You will soon learn that I am an iris nut, but I will tell you that iris require little water or anything else and have magnificent blooms. You do have to divide them about every 3 years. Arilbred iris are really beautiful and are supposed to be good for xeric gardening. You would have to buy them mail order or get to know some of the iris growers in your area. Sharon MacAlister is a famous arilbred breeder and she lives in Las Cruces area. She would be interesting to meet, but I understand she is somewhat reclusive. Still worth a try. I have her email address if you want it. You could introduce yourself -- I don't know her. They are from the mediterranean area and grow under approximately the same conditions as regular iris ( bearded).
See arilbred pictures at:
http://www.arilsociety.org/index.pl?Gallery+0
All thos little thumbnails become large pictures when you click on them.
Your tritoma will probably bloom this year if it has grown a lot. It is very hard to remove once it gets going, but a very nice plant.

Los Alamos, NM(Zone 5a)

To buy arilbreds, mailorder is generally your best bet unless you join the local iris society (Las Cruces or perhaps Roswell). Lots of those people grow them and would probably be willing to trade if not outright donate to you.
If I have any extras this year I will definitely share, but I only had my first one bloom last year. But I hear you have to divide them every year or every two years. I hope I hope.
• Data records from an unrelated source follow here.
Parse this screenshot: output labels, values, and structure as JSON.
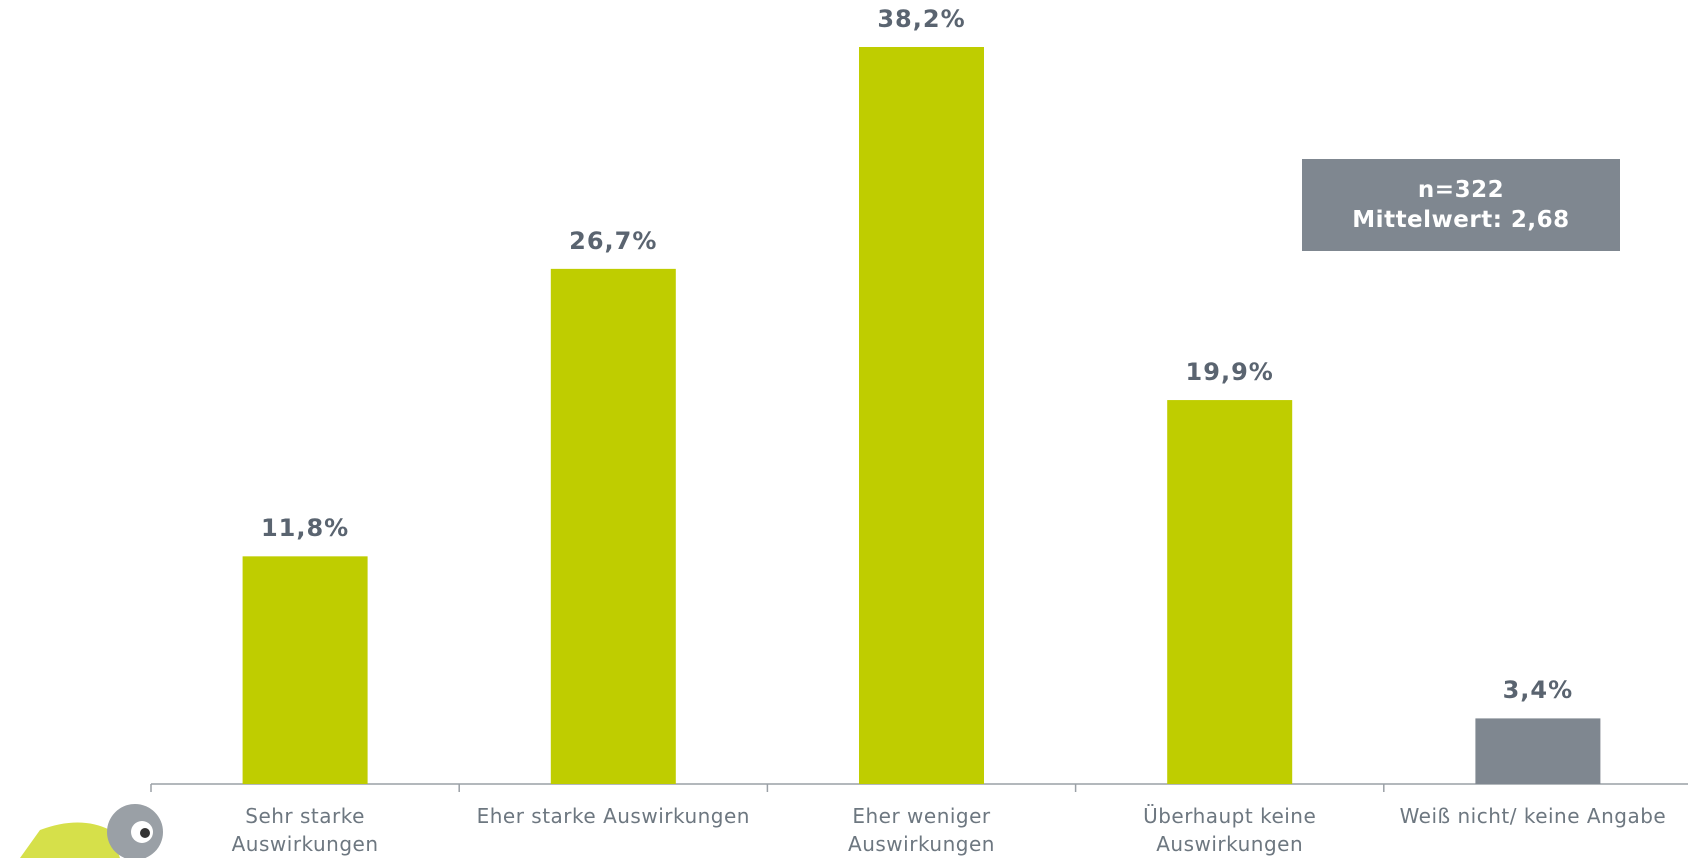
{
  "chart_data": {
    "type": "bar",
    "categories": [
      "Sehr starke\nAuswirkungen",
      "Eher starke Auswirkungen",
      "Eher weniger\nAuswirkungen",
      "Überhaupt keine\nAuswirkungen",
      "Weiß nicht/ keine Angabe"
    ],
    "values": [
      11.8,
      26.7,
      38.2,
      19.9,
      3.4
    ],
    "value_labels": [
      "11,8%",
      "26,7%",
      "38,2%",
      "19,9%",
      "3,4%"
    ],
    "colors": [
      "#bfcd00",
      "#bfcd00",
      "#bfcd00",
      "#bfcd00",
      "#7f8790"
    ],
    "annotations": [
      "n=322",
      "Mittelwert: 2,68"
    ]
  }
}
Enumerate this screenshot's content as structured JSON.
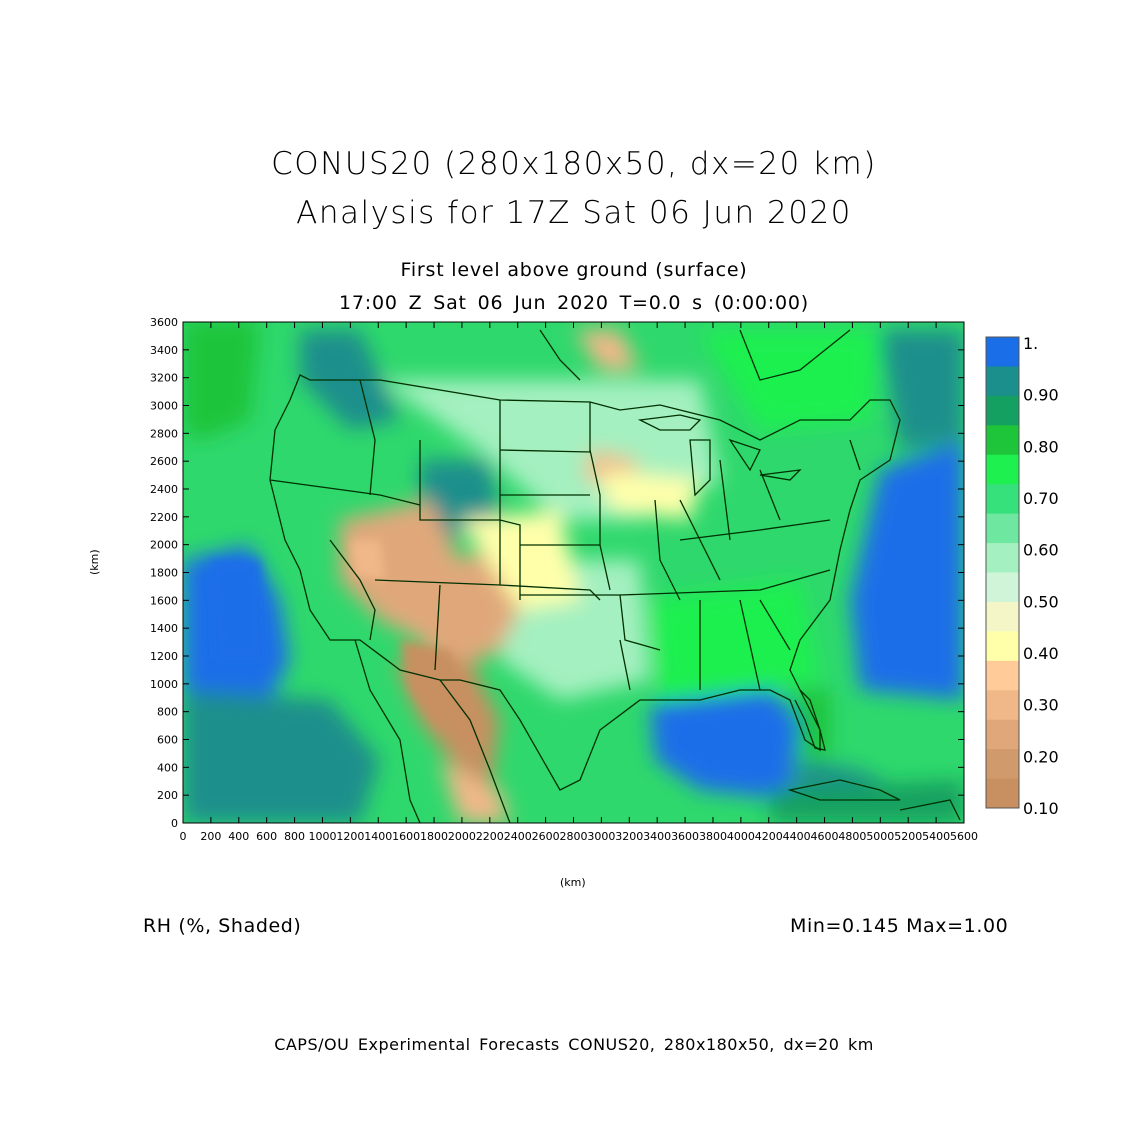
{
  "title_line1": "CONUS20 (280x180x50, dx=20 km)",
  "title_line2": "Analysis for 17Z Sat 06 Jun 2020",
  "subtitle_line1": "First level above ground (surface)",
  "subtitle_line2": "17:00 Z Sat 06 Jun 2020   T=0.0 s (0:00:00)",
  "x_axis": {
    "label": "(km)",
    "ticks": [
      "0",
      "200",
      "400",
      "600",
      "800",
      "1000",
      "1200",
      "1400",
      "1600",
      "1800",
      "2000",
      "2200",
      "2400",
      "2600",
      "2800",
      "3000",
      "3200",
      "3400",
      "3600",
      "3800",
      "4000",
      "4200",
      "4400",
      "4600",
      "4800",
      "5000",
      "5200",
      "5400",
      "5600"
    ],
    "range": [
      0,
      5600
    ]
  },
  "y_axis": {
    "label": "(km)",
    "ticks": [
      "0",
      "200",
      "400",
      "600",
      "800",
      "1000",
      "1200",
      "1400",
      "1600",
      "1800",
      "2000",
      "2200",
      "2400",
      "2600",
      "2800",
      "3000",
      "3200",
      "3400",
      "3600"
    ],
    "range": [
      0,
      3600
    ]
  },
  "colorbar": {
    "labels": [
      "1.",
      "0.90",
      "0.80",
      "0.70",
      "0.60",
      "0.50",
      "0.40",
      "0.30",
      "0.20",
      "0.10"
    ],
    "colors": [
      "#1a6ee8",
      "#1b8f8c",
      "#14a060",
      "#1ec43a",
      "#1ef050",
      "#36e07a",
      "#6ee8a0",
      "#a4f0c0",
      "#d0f4d8",
      "#f4f6c8",
      "#ffffaa",
      "#ffcc99",
      "#f0b888",
      "#e0a87a",
      "#d09a6c",
      "#c89060"
    ]
  },
  "field_label": "RH (%, Shaded)",
  "min_max": "Min=0.145  Max=1.00",
  "credit": "CAPS/OU Experimental Forecasts  CONUS20, 280x180x50, dx=20 km",
  "regions": [
    {
      "name": "pacific-west-dry-ocean",
      "level": 1.0
    },
    {
      "name": "atlantic-ocean",
      "level": 1.0
    },
    {
      "name": "gulf-of-mexico",
      "level": 1.0
    },
    {
      "name": "southwest-desert",
      "level": 0.2
    },
    {
      "name": "four-corners",
      "level": 0.3
    },
    {
      "name": "great-plains",
      "level": 0.5
    },
    {
      "name": "east-us",
      "level": 0.65
    }
  ]
}
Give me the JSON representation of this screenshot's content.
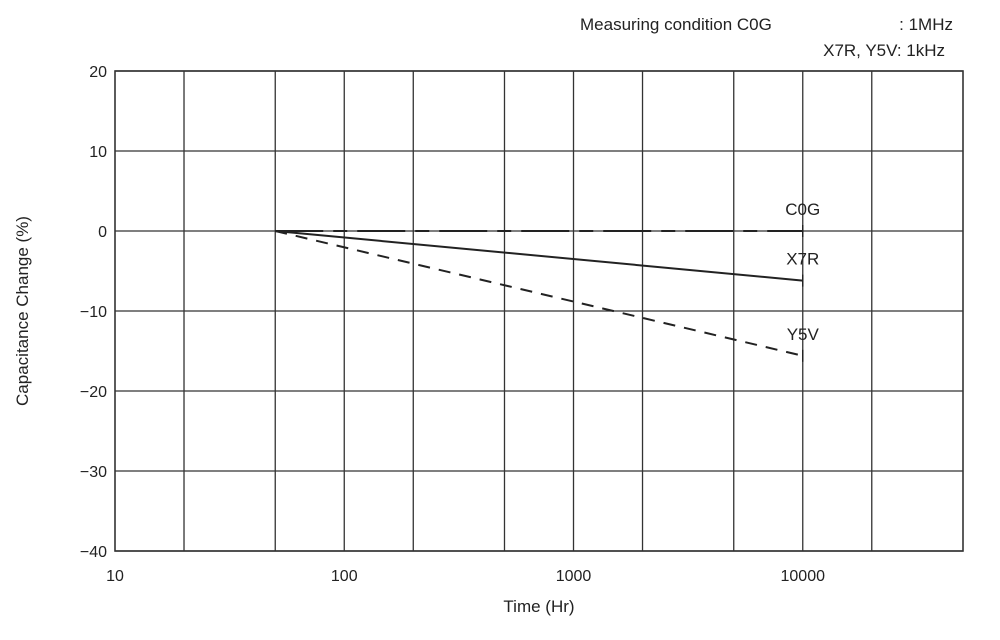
{
  "chart_data": {
    "type": "line",
    "title": "",
    "annotation": {
      "line1_label": "Measuring condition C0G",
      "line1_value": ": 1MHz",
      "line2": "X7R, Y5V: 1kHz"
    },
    "xlabel": "Time (Hr)",
    "ylabel": "Capacitance Change (%)",
    "xscale": "log",
    "xlim": [
      10,
      50000
    ],
    "ylim": [
      -40,
      20
    ],
    "xticks": [
      10,
      100,
      1000,
      10000
    ],
    "xtick_labels": [
      "10",
      "100",
      "1000",
      "10000"
    ],
    "x_gridlines": [
      20,
      50,
      100,
      200,
      500,
      1000,
      2000,
      5000,
      10000,
      20000
    ],
    "yticks": [
      20,
      10,
      0,
      -10,
      -20,
      -30,
      -40
    ],
    "ytick_labels": [
      "20",
      "10",
      "0",
      "−10",
      "−20",
      "−30",
      "−40"
    ],
    "grid": true,
    "series": [
      {
        "name": "C0G",
        "style": "long-dash",
        "x": [
          50,
          10000
        ],
        "y": [
          0,
          0
        ]
      },
      {
        "name": "X7R",
        "style": "solid",
        "x": [
          50,
          10000
        ],
        "y": [
          0,
          -6.2
        ]
      },
      {
        "name": "Y5V",
        "style": "dashed",
        "x": [
          50,
          10000
        ],
        "y": [
          0,
          -15.6
        ]
      }
    ],
    "line_color": "#222222"
  }
}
There are several good places to buy them, but not so many advertise very well. One is Malevile Gardens at -- there are several pages of them at:
http://www.malevil-iris.com/arilbred-1.htm
or at Superstition Gardens at:
http://home-and-garden.webshots.com/album/119353760DQWzqw?start=36
I can tell you how to order from Superstition if you get interested. You have to request their catalog to get the prices which are cheap.